Member of Parliament for York North
- In office May 22, 1979 – September 3, 1984
- Preceded by: Barney Danson
- Succeeded by: Tony Roman

Personal details
- Born: John Albert Gamble November 24, 1933 Perth, Ontario, Canada
- Died: May 11, 2009 (aged 75) Markham, Ontario, Canada
- Party: Progressive Conservative 1979–1988 independent 1988–1993 Reform Party 1993
- Spouse: Katie Gamble
- Profession: Tax lawyer

= John A. Gamble =

Canadian politician (1933–2009)

John Albert Gamble QC, LLB (November 24, 1933 - May 11, 2009) was a Canadian politician. He served in the House of Commons of Canada as a Progressive Conservative from 1979 until 1984.

==Personal==
Gamble was born in Perth. He worked as a tax lawyer before his political career and was director of the Unionville Home Society. He died in 2009 from leukaemia in Markham.

==Political==
Gamble became a Member of Parliament after his victory in the 1979 federal election defeating then Liberal incumbent Member of Parliament, Barney Danson, and re-elected in 1980, representing the riding of York North.

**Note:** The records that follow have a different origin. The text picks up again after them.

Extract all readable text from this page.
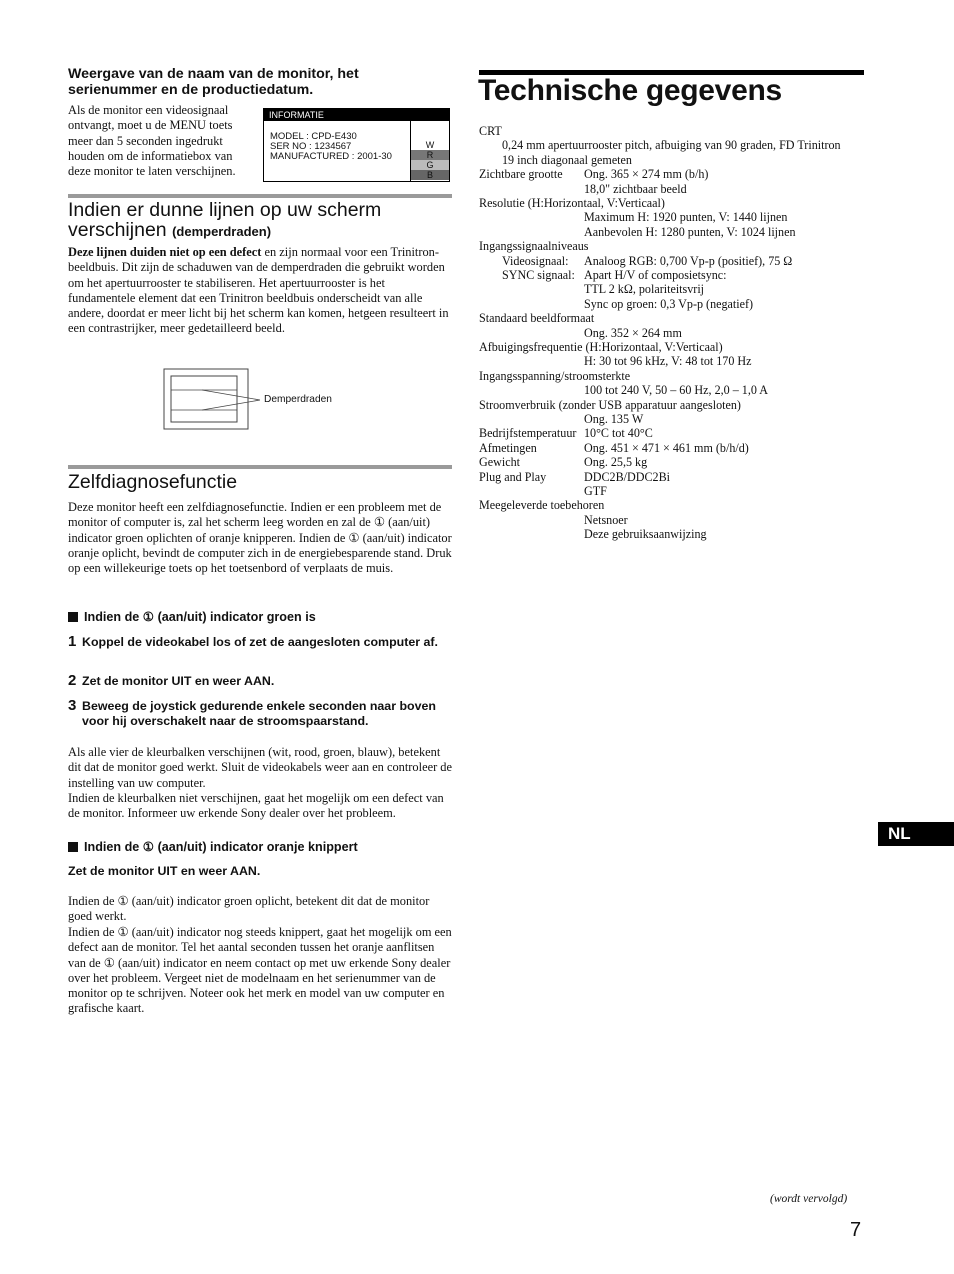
Weergave van de naam van de monitor, het serienummer en de productiedatum.
Als de monitor een videosignaal ontvangt, moet u de MENU toets meer dan 5 seconden ingedrukt houden om de informatiebox van deze monitor te laten verschijnen.
INFORMATIE
MODEL : CPD-E430
SER NO : 1234567
MANUFACTURED : 2001-30
W
R
G
B
Indien er dunne lijnen op uw scherm verschijnen (demperdraden)
Deze lijnen duiden niet op een defect en zijn normaal voor een Trinitron-beeldbuis. Dit zijn de schaduwen van de demperdraden die gebruikt worden om het apertuurrooster te stabiliseren. Het apertuurrooster is het fundamentele element dat een Trinitron beeldbuis onderscheidt van alle andere, doordat er meer licht bij het scherm kan komen, hetgeen resulteert in een contrastrijker, meer gedetailleerd beeld.
Demperdraden
Zelfdiagnosefunctie
Deze monitor heeft een zelfdiagnosefunctie. Indien er een probleem met de monitor of computer is, zal het scherm leeg worden en zal de ① (aan/uit) indicator groen oplichten of oranje knipperen. Indien de ① (aan/uit) indicator oranje oplicht, bevindt de computer zich in de energiebesparende stand. Druk op een willekeurige toets op het toetsenbord of verplaats de muis.
Indien de ① (aan/uit) indicator groen is
1 Koppel de videokabel los of zet de aangesloten computer af.
2 Zet de monitor UIT en weer AAN.
3 Beweeg de joystick gedurende enkele seconden naar boven voor hij overschakelt naar de stroomspaarstand.
Als alle vier de kleurbalken verschijnen (wit, rood, groen, blauw), betekent dit dat de monitor goed werkt. Sluit de videokabels weer aan en controleer de instelling van uw computer.
Indien de kleurbalken niet verschijnen, gaat het mogelijk om een defect van de monitor. Informeer uw erkende Sony dealer over het probleem.
Indien de ① (aan/uit) indicator oranje knippert
Zet de monitor UIT en weer AAN.
Indien de ① (aan/uit) indicator groen oplicht, betekent dit dat de monitor goed werkt.
Indien de ① (aan/uit) indicator nog steeds knippert, gaat het mogelijk om een defect aan de monitor. Tel het aantal seconden tussen het oranje aanflitsen van de ① (aan/uit) indicator en neem contact op met uw erkende Sony dealer over het probleem. Vergeet niet de modelnaam en het serienummer van de monitor op te schrijven. Noteer ook het merk en model van uw computer en grafische kaart.
Technische gegevens
CRT
0,24 mm apertuurrooster pitch, afbuiging van 90 graden, FD Trinitron
19 inch diagonaal gemeten
Zichtbare grootte Ong. 365 × 274 mm (b/h)
18,0" zichtbaar beeld
Resolutie (H:Horizontaal, V:Verticaal)
Maximum H: 1920 punten, V: 1440 lijnen
Aanbevolen H: 1280 punten, V: 1024 lijnen
Ingangssignaalniveaus
Videosignaal: Analoog RGB: 0,700 Vp-p (positief), 75 Ω
SYNC signaal: Apart H/V of composietsync:
TTL 2 kΩ, polariteitsvrij
Sync op groen: 0,3 Vp-p (negatief)
Standaard beeldformaat
Ong. 352 × 264 mm
Afbuigingsfrequentie (H:Horizontaal, V:Verticaal)
H: 30 tot 96 kHz, V: 48 tot 170 Hz
Ingangsspanning/stroomsterkte
100 tot 240 V, 50 – 60 Hz, 2,0 – 1,0 A
Stroomverbruik (zonder USB apparatuur aangesloten)
Ong. 135 W
Bedrijfstemperatuur 10°C tot 40°C
Afmetingen	Ong. 451 × 471 × 461 mm (b/h/d)
Gewicht	Ong. 25,5 kg
Plug and Play	DDC2B/DDC2Bi
GTF
Meegeleverde toebehoren
Netsnoer
Deze gebruiksaanwijzing
NL
(wordt vervolgd)
7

He had a rocky relationship with PC leader Joe Clark. He was a candidate to succeed Clark at the 1983 Progressive Conservative leadership convention, but won only seventeen votes on the first ballot, placing seventh out of eight candidates, and was eliminated. Gamble was known for his extreme anti-communist views. He became so unpopular that he was one of only two Progressive Conservative MPs to lose their seat in the 1984 general election, which produced a Progressive Conservative landslide, one of the largest majorities in the history of the Canadian House of Commons. (Bill Clarke of Vancouver Quadra was the other; he lost to Prime Minister John Turner, who needed a seat in the House.) Gamble lost to independent candidate Tony Roman, who won support from Liberals dissatisfied with their candidate and Tories who wanted to defeat Gamble.

After failing to win the Progressive Conservative nomination for the new riding of Markham, Gamble ran without affiliation in the 1988 election in that district. He received less than five percent of the vote and came in a distant fourth place, behind Progressive Conservative candidate Bill Attewell. On May 31, 1993, Gamble won the Reform Party's nomination in Don Valley West for the 1993 federal election, but was expelled by the party (Gamble was replaced by Julian Pope, who lost to John Godfrey) prior to the election because of his links to far-right extremists such as Paul Fromm, Ron Gostick, Wolfgang Droege, and the Heritage Front.

In the 1980s, Gamble was involved with the hard-right World Anti-Communist League as head of its affiliate the "Canadian Freedom Foundation". According to a report by the Security Intelligence Review Committee, Paul Fromm assisted Gamble in this WACL work. Gamble was later accused of having a role in the diversion of Iran arms profits to the Contras.

==Electoral record==

v; t; e; 1979 Canadian federal election: York North
| Party | Candidate | Votes |
|  | Progressive Conservative | John A. Gamble | 29,011 |
|  | Liberal | Barney Danson | 21,990 |
|  | New Democratic | Bruce Searle | 7,591 |
|  | Libertarian | Dan Davidson | 430 |
|  | Independent | Neil Katzman | 279 |
|  | Marxist–Leninist | Paul Herman | 37 |

v; t; e; 1980 Canadian federal election: York North
| Party | Candidate | Votes |
|  | Progressive Conservative | John A. Gamble | 26,039 |
|  | Liberal | Jan Poot | 24,281 |
|  | New Democratic | Bruce Searle | 8,933 |
|  | Libertarian | Dan Davidson | 538 |
|  | Marxist–Leninist | Jamie Reid | 55 |
lop.parl.ca

v; t; e; 1984 Canadian federal election: York North
| Party | Candidate | Votes |
|  | Independent | Tony Roman | 32,200 |
|  | Progressive Conservative | John A. Gamble | 27,955 |
|  | Liberal | Aldo Tollis | 18,034 |
|  | New Democratic | Doris Schwar | 10,077 |

v; t; e; 1988 Canadian federal election: Markham
| Party | Candidate | Votes | % |
|  | Progressive Conservative | Bill Attewell | 36,673 | 53.10 |
|  | Liberal | Jag Bhaduria | 21,973 | 31.81 |
|  | New Democratic | Susan Krone | 6,209 | 8.99 |
|  | No affiliation | John A. Gamble | 3,643 | 5.27 |
|  | Libertarian | Ian Hutchison | 568 | 0.82 |
| Total valid votes |  |  | 69,066 |
Sources: Canadian Elections Database, Library of Parliament

==Archives==
There is a John Albert Gamble fonds at Library and Archives Canada. Archival reference number is R3936.